After an initial Amex-only launch last month, Apple Pay is seeing a full roll-out today in Singapore, with Visa, MasterCard and five major banks on board. This makes Singapore the sixth country to get Apple Pay, after the U.S., UK, Canada, Australia and China.
Apple Pay vice-president Jennifer Bailey told The Straits Times: “Now, almost everyone can leave their wallets at home. Apple Pay will be a natural extension of what users have been doing at payment counters” […]
Citibank, HSBC, ANZ and Maybank still do not work with Apple Pay [but] Ms Bailey said Apple is working to bring more banks on board.
Singapore was a good target for Apple, as contactless payment is already extremely well-established in the country …

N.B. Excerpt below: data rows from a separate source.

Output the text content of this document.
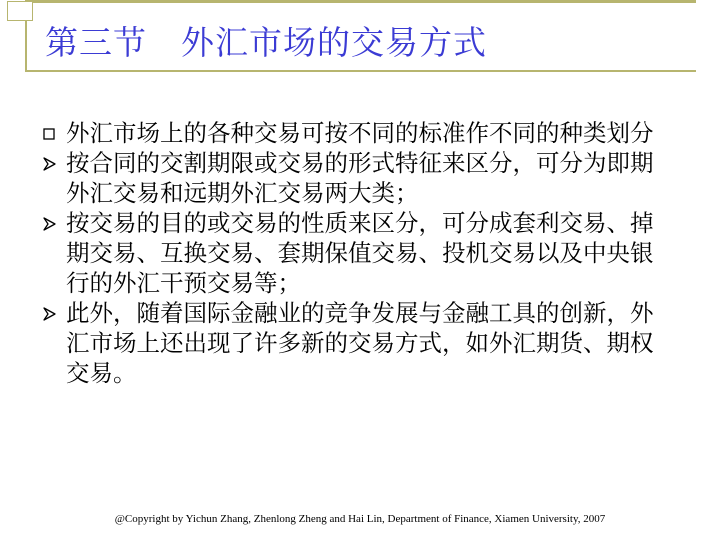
第三节　外汇市场的交易方式
外汇市场上的各种交易可按不同的标准作不同的种类划分
按合同的交割期限或交易的形式特征来区分，可分为即期外汇交易和远期外汇交易两大类；
按交易的目的或交易的性质来区分，可分成套利交易、掉期交易、互换交易、套期保值交易、投机交易以及中央银行的外汇干预交易等；
此外，随着国际金融业的竞争发展与金融工具的创新，外汇市场上还出现了许多新的交易方式，如外汇期货、期权交易。
@Copyright by Yichun Zhang, Zhenlong Zheng and Hai Lin, Department of Finance, Xiamen University, 2007
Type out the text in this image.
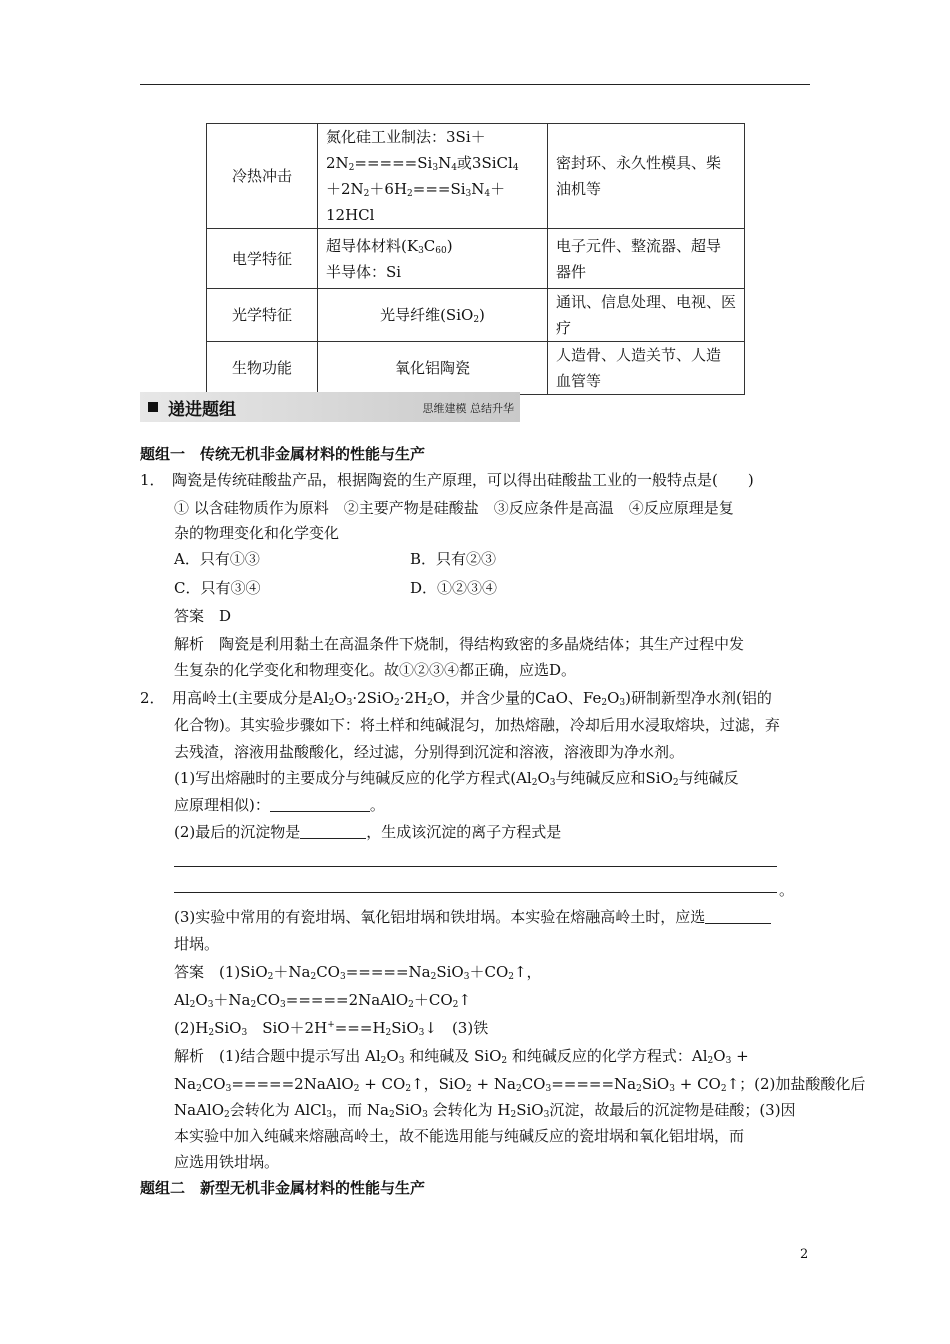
冷热冲击	氮化硅工业制法：3Si＋
$2N_2=====Si_3N_4$或3SiCl$_4$
$+2N_2+6H_2===Si_3N_4+12HCl$	密封环、永久性模具、柴
油机等
电学特征	超导体材料$(K_3C_{60})$
半导体：Si	电子元件、整流器、超导
器件
光学特征	光导纤维(SiO$_2$)	通讯、信息处理、电视、医
疗
生物功能	氧化铝陶瓷	人造骨、人造关节、人造
血管等
递进题组	思维建模 总结升华
题组一　传统无机非金属材料的性能与生产
1．　陶瓷是传统硅酸盐产品，根据陶瓷的生产原理，可以得出硅酸盐工业的一般特点是(　　)
① 以含硅物质作为原料　②主要产物是硅酸盐　③反应条件是高温　④反应原理是复
杂的物理变化和化学变化
A．只有①③	B．只有②③
C．只有③④	D．①②③④
答案　 D
解析　陶瓷是利用黏土在高温条件下烧制，得结构致密的多晶烧结体；其生产过程中发
生复杂的化学变化和物理变化。故①②③④都正确，应选D。
2．　用高岭土(主要成分是$Al_2O_3\cdot 2SiO_2\cdot 2H_2O$，并含少量的CaO、$Fe_2O_3$)研制新型净水剂(铝的
化合物)。其实验步骤如下：将土样和纯碱混匀，加热熔融，冷却后用水浸取熔块，过滤，弃
去残渣，溶液用盐酸酸化，经过滤，分别得到沉淀和溶液，溶液即为净水剂。
(1)写出熔融时的主要成分与纯碱反应的化学方程式($Al_2O_3$与纯碱反应和SiO$_2$与纯碱反
应原理相似)：	。
(2)最后的沉淀物是	，生成该沉淀的离子方程式是
。
(3)实验中常用的有瓷坩埚、氧化铝坩埚和铁坩埚。本实验在熔融高岭土时，应选
坩埚。
答案　$(1)SiO_2+Na_2CO_3=====Na_2SiO_3+CO_2↑$，
$Al_2O_3+Na_2CO_3=====2NaAlO_2+CO_2↑$
$(2)H_2SiO_3$　$SiO+2H^+===H_2SiO_3↓$　(3)铁
解析　(1)结合题中提示写出 $Al_2O_3$ 和纯碱及 SiO$_2$ 和纯碱反应的化学方程式：$Al_2O_3$ +
$Na_2CO_3=====2NaAlO_2$ + $CO_2↑$，$SiO_2 + Na_2CO_3=====Na_2SiO_3$ + $CO_2↑$；(2)加盐酸酸化后
NaAlO$_2$会转化为 AlCl$_3$，而 $Na_2SiO_3$ 会转化为 $H_2SiO_3$沉淀，故最后的沉淀物是硅酸；(3)因
本实验中加入纯碱来熔融高岭土，故不能选用能与纯碱反应的瓷坩埚和氧化铝坩埚，而
应选用铁坩埚。
题组二　新型无机非金属材料的性能与生产
2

Visa advises that a third of all credit and debit card transactions at retail stores are made with contactless cards, which are accepted in 30,000 stores.
The five banks are POSB, DBS Bank, OCBC Bank, United Overseas Bank (UOB) and Standard Chartered Bank, which account for 80% of card transactions in the country.
Most Apple Pay transactions in the country are currently limited to SG$100 ($72), but one of the five banks, UOB, says that it has lifted the cap for retailers who use its payment-processing services.
Apple has teased that Spain and Hong Kong are also in line to get Apple Pay at some point this year (Spain currently supports it for Amex only), with Tim Cook also recently talking about plans to bring it to India. France, Japan and Brazil are also all said to be close to the top of the company’s global roll-out plans.
U.S. expansion continues, with more than two dozen additional banks added just last week. Additionally, it looks like like BMO is joining the Apple Pay party in Canada, as one of our readers spotted in an app update – thanks, Greg.